Understanding how laws, litigation, hearings, regulatory codes, and administrative actions intermingle can elude even the most experienced experts. The newest generation of Large Language Models (LLMs) appear to be quite effective at working through text with a little bit of tuning.
Using AI to turn law into code will mean that the true impact of government will be understandable and accessible. Most know that the burden imposed by regulation is colossal but the exact costs are hard to quantify. A ChatGVT could help sort out that problem.
Turning all of that text into computer code will also make reform easier because we will be able to subject it to software management practices, like refactoring. In refactoring, an existing body of computer code is simplified without changing its functional behavior.
A ChatGVT could be focused on refactoring the U.S. regulatory code.
Precedent already exists. During the Trump Administration, the U.S. Department of Health and Human Services (HHS) undertook a program to root out outdated and ineffective laws using AI tools. As a result of this project, HHS cleared a bunch of regulations from the books.
AI tools could also help government agencies upgrade their technology.
COVID made abundantly clear the cost of running on old systems. Old, outdated government systems meant that it became tougher to catch fraudsters as the claims rolled in. While numbers are hard to come by, estimates suggest that unemployment insurance paid $60 billion in fraudulent charges in 2021 alone.
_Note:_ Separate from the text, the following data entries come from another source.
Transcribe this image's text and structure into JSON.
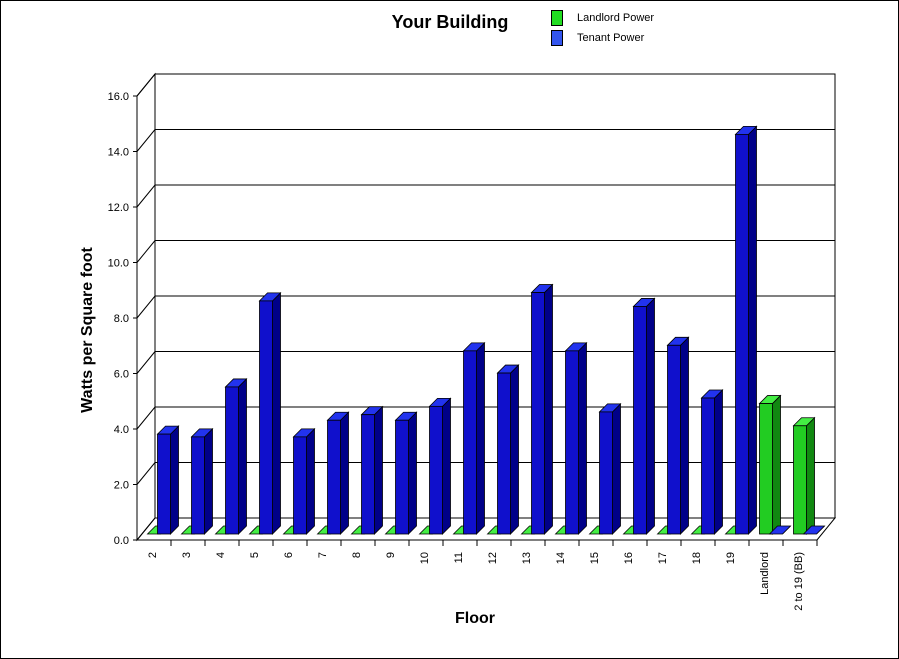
{
  "chart_data": {
    "type": "bar",
    "title": "Your Building",
    "xlabel": "Floor",
    "ylabel": "Watts per Square foot",
    "ylim": [
      0,
      16
    ],
    "yticks": [
      "0.0",
      "2.0",
      "4.0",
      "6.0",
      "8.0",
      "10.0",
      "12.0",
      "14.0",
      "16.0"
    ],
    "categories": [
      "2",
      "3",
      "4",
      "5",
      "6",
      "7",
      "8",
      "9",
      "10",
      "11",
      "12",
      "13",
      "14",
      "15",
      "16",
      "17",
      "18",
      "19",
      "Landlord",
      "2 to 19 (BB)"
    ],
    "series": [
      {
        "name": "Landlord Power",
        "color": "#22dd22",
        "values": [
          0,
          0,
          0,
          0,
          0,
          0,
          0,
          0,
          0,
          0,
          0,
          0,
          0,
          0,
          0,
          0,
          0,
          0,
          4.7,
          3.9
        ]
      },
      {
        "name": "Tenant Power",
        "color": "#1010cc",
        "values": [
          3.6,
          3.5,
          5.3,
          8.4,
          3.5,
          4.1,
          4.3,
          4.1,
          4.6,
          6.6,
          5.8,
          8.7,
          6.6,
          4.4,
          8.2,
          6.8,
          4.9,
          14.4,
          0,
          0
        ]
      }
    ],
    "grid": true,
    "legend_position": "top-right",
    "style": "3d"
  },
  "legend": {
    "landlord_label": "Landlord Power",
    "tenant_label": "Tenant Power",
    "landlord_color": "#22dd22",
    "tenant_color": "#3355ee"
  }
}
Part of this cost is due to a problem known as technical debt. Businesses accumulate technical debt when they overlook infrastructure issues that could cause future complications. Governments also accrue technical debt when program infrastructure isn’t updated over time.
AI tools could make it much cheaper to upgrade to newer, more secure programming languages to fight waste, fraud, and abuse. Telecommunications and financial services firms have long used computer-aided technologies to detect transactional fraud, money laundering, identity theft, and account takeovers. Governments should be adopting these tools.
In an interview some years ago, the novelist Richard Powers responded with two lines that have always stuck with me. While he was talking about virtual reality, it felt as though he was talking about public policy:
The reason why the public is seduced by virtual reality, why it has embraced this fantasy of the disembodied self, is the desire for the ahistorical, the disembodied will. There is something in us that loves the idea of placing ourselves into immortal space, where our wishes can be met without the drag and impediment of stuff.
Tech policy especially is driven by “the desire for the ahistorical, the disembodied will.” Everyone loves the fantasy, “of placing ourselves into immortal space, where our wishes can be met without the drag and impediment of stuff.”
But the real world is full of impediments. It is full of stuff. When it comes to AI, this is where our attention should be focused.